I remember discussing this implementation on LET with some concerns.

http://lowendtalk.com/discussion/10300/the-truth-about-buyvm-and-its-shilling/p6


----------



## Francisco (Aug 6, 2013)

24khost said:


> cue @Francisco as this was a tactic of BuyVM when they first started I believe.  Correct me if I am wrong.  Fran can explain it in full detail and how it works.  I think fran did run into some issues with it.


Yep, and it failed horribly  The original plan was to get a nice SAN in place and be able to hot migrate whole nodes when we needed to do hardware maintenance. It's pretty damn ugly to do HA with openvz otherwise so this was our brilliant idea to get around NFS shares and vzmigrate.

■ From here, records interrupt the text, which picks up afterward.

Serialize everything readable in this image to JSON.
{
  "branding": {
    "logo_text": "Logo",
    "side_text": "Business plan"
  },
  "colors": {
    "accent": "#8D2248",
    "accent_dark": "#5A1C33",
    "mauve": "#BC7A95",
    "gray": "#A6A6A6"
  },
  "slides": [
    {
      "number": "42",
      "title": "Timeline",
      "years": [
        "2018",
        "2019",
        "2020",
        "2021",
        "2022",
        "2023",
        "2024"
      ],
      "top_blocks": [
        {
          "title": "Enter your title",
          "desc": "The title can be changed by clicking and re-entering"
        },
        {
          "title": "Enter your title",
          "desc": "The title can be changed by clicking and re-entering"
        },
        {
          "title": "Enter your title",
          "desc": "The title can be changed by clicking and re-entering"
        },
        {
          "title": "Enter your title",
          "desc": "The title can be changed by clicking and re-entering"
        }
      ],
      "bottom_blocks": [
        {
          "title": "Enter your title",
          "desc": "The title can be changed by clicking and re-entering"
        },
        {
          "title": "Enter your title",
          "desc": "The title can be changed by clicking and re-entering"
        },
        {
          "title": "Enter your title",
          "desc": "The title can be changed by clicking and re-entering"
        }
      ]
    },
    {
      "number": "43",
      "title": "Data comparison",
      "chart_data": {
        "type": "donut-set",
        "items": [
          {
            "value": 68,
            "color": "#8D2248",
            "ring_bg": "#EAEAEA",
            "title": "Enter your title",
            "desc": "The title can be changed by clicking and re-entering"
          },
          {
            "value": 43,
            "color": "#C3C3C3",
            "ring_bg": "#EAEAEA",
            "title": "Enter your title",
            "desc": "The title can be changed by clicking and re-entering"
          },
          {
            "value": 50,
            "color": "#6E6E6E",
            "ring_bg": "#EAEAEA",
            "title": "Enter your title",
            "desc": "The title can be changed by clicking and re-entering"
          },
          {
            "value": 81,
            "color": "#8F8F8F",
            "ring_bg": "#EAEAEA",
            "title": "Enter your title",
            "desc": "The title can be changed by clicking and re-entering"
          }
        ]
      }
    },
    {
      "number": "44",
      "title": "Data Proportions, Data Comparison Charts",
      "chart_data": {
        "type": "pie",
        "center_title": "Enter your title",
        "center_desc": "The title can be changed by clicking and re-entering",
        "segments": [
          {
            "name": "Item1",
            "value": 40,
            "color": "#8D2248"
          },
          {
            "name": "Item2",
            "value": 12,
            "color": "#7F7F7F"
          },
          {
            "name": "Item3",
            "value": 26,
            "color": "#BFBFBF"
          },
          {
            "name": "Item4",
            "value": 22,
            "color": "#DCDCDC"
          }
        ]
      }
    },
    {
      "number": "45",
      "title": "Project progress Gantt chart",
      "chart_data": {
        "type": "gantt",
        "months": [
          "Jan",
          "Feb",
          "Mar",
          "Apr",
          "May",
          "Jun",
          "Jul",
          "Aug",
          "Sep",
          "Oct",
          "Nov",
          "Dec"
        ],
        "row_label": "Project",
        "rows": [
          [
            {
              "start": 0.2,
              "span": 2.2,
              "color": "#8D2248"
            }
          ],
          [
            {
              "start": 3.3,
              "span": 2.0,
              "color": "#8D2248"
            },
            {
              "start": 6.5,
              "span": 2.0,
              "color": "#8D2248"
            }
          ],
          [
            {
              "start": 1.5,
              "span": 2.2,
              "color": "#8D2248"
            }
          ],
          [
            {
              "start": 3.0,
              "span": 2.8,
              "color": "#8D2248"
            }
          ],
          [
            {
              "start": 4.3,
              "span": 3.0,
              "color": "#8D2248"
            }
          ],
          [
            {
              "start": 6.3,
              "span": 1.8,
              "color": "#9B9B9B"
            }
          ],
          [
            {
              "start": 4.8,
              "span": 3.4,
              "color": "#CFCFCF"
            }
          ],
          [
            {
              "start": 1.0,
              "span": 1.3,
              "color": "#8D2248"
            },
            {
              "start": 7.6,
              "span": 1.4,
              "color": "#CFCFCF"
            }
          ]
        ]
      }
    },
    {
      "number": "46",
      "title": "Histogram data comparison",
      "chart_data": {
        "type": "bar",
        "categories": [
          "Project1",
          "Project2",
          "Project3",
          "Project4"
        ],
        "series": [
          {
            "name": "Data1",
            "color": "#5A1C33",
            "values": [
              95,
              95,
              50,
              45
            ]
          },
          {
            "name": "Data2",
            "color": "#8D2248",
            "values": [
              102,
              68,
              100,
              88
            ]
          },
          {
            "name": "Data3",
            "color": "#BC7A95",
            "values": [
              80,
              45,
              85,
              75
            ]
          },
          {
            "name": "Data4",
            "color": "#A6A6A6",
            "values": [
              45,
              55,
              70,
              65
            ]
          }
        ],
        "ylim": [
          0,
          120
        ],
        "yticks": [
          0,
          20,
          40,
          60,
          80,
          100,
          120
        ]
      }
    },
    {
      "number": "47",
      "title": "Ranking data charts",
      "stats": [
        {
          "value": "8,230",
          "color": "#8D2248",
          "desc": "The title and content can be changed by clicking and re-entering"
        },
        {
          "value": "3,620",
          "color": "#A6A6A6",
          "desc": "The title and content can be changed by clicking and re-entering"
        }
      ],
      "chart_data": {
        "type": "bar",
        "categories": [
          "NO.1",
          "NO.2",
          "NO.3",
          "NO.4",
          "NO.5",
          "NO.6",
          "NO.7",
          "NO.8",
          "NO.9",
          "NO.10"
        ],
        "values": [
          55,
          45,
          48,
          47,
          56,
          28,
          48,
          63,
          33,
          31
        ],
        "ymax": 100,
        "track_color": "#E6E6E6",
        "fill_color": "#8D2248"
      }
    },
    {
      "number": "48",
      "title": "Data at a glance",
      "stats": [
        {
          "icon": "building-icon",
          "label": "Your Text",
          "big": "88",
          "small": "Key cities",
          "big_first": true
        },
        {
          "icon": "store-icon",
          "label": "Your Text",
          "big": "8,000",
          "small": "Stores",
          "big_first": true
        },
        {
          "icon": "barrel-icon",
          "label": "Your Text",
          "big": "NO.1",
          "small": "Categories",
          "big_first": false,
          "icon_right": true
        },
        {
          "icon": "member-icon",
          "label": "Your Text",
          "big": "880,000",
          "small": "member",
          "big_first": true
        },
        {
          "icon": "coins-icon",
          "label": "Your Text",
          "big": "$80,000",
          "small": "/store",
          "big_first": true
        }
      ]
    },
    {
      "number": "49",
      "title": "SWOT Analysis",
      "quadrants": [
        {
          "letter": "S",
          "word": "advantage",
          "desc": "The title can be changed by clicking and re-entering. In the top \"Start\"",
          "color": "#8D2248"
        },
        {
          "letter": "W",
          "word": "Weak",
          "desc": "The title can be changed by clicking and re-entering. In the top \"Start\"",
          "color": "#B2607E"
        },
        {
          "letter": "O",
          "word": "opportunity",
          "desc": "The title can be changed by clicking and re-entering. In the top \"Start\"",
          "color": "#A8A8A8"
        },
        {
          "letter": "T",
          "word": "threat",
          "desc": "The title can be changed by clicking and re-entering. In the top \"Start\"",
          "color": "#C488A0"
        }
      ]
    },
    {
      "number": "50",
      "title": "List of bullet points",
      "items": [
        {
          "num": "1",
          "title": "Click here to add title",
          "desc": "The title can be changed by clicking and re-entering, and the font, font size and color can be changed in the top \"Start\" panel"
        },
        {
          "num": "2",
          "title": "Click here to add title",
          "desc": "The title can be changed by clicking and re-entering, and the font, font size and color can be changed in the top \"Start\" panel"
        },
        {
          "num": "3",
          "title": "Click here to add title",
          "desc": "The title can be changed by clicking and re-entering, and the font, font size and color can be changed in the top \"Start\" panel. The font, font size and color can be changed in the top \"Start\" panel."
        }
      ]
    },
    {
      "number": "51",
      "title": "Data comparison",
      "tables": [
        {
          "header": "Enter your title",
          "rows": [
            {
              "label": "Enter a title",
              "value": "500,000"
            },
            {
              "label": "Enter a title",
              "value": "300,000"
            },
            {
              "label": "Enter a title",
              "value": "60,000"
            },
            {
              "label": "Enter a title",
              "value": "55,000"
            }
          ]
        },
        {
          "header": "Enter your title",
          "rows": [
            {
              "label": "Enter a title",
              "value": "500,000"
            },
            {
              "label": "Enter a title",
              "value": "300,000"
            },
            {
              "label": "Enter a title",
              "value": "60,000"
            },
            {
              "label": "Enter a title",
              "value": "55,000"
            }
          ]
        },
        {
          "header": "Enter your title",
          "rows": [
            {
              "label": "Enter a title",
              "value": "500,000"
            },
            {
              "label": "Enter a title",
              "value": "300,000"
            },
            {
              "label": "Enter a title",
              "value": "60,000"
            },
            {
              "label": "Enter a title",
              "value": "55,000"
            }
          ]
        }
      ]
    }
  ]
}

Even w/ ballooning turned off vmware was a total mess. You have to run 'vmtools' to make the VM perform well but the problem is the drivers don't stay 'loaded'. Even on the desktop version of vmware if you let a VM idle for a while then come back to it? It'll be tanked and require a vmtool restart.

It was a good idea on paper but didn't work in the end.

Francisco


----------



## Reece-DM (Aug 10, 2013)

Francisco said:


> Yep, and it failed horribly  The original plan was to get a nice SAN in place and be able to hot migrate whole nodes when we needed to do hardware maintenance. It's pretty damn ugly to do HA with openvz otherwise so this was our brilliant idea to get around NFS shares and vzmigrate.
> 
> 
> Even w/ ballooning turned off vmware was a total mess. You have to run 'vmtools' to make the VM perform well but the problem is the drivers don't stay 'loaded'. Even on the desktop version of vmware if you let a VM idle for a while then come back to it? It'll be tanked and require a vmtool restart.
> ...


I appreciate your time in telling us about your venture with this idea.

What issues did you face? And what about your trials of XEN?


----------



## ComputerTrophy (Aug 10, 2013)

Wouldn't it be immediately obvious, that running a container inside a container will have performance issues?


----------



## Francisco (Aug 10, 2013)

Reece said:


> I appreciate your time in telling us about your venture with this idea.
> 
> What issues did you face? And what about your trials of XEN?


We used XEN for internal stuff, namely our old SQL box. It ran fine but I hated citrix's client. It's really annoying, requires windows, and there really was no reason to keep it like that. In the end we've moved our SQL's onto dedicated internal OVZ nodes to make big migrations easy. Migrating cpanel based boxes is a pain in the ASS so vzmigrate makes life really easy.



InvokeVM-Kelvin said:


> Wouldn't it be immediately obvious, that running a container inside a container will have performance issues?


Sure. It takes a lot of work to make KVM not suck when you're throwing a ton of work load at it.

Francisco


----------



## splitice (Aug 11, 2013)

I have a similar setup with OpenVZ in KVM. I don't know about its performance or stability (outside of a few basic tasks) really though, its only used for mass testing a couple of daemons over a virtual network.


----------